Excel is a terribly kludgy and shitty tool for anything with large amounts of data. Sure, VBA can do "everything" but not nicely, efficiently, or well.

Excel makes spreadsheets--and it does it very well. It is also pretty good at marking up tables.
Using excel as a database or as a statistical package is a good way to run into problems down the road.

I'm currently spitting output from SAS into an excel sheet with a handful of drop down menus that let you tweak parameters in an output table. In the background is a tab filled with the source text for the drop downs (and offset functions to link their output to the actual input values)...then there are 400some array formulas (mostly index(match())) that apply the selected parameters and combine them with some fixed parameters to pull in the inputs for the table from the imported data tab.

It is a huge nasty mess--array formulas and offsets become increasingly difficult to verify, especially if someone else is trying to audit your work.
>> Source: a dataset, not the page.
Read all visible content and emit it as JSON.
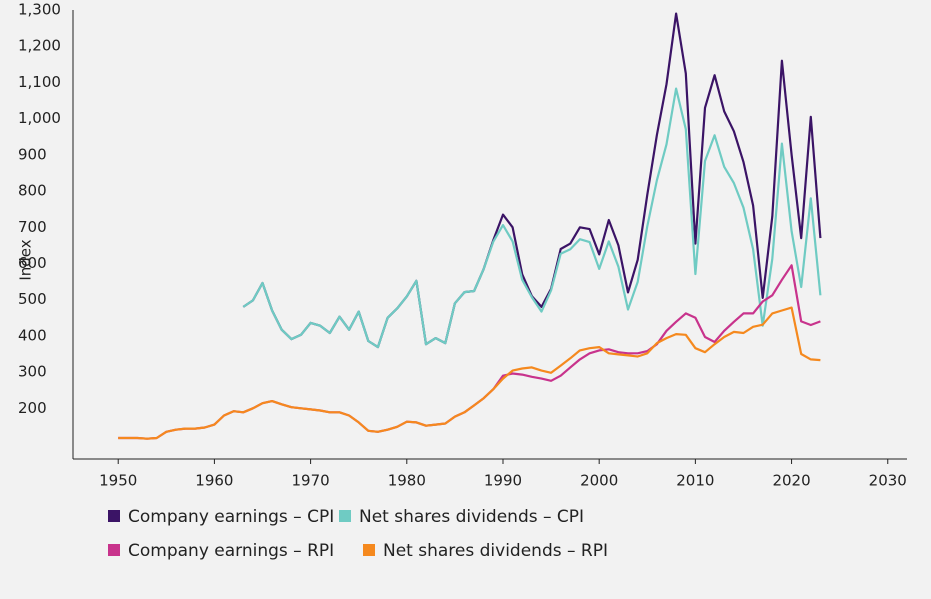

Unfortunately the client wanted a tool that they can play with and lawyers don't usually have SAS or want to change inputs and run a program...so they get huge excel sheet with drop downs.
post #15 of 32
Question to you guys using excel for heavy math stuff like algorithms and differential equations regressions etc:

Where did you learn to do this? I have no technical training and no science background. I am just curious, does an undergraduate degree in economics, business, engineering etc teach you to do this? It seems that few people I encounter use excel for little more than the basic crap. Even my nerdy friends don't use excel for complicated things.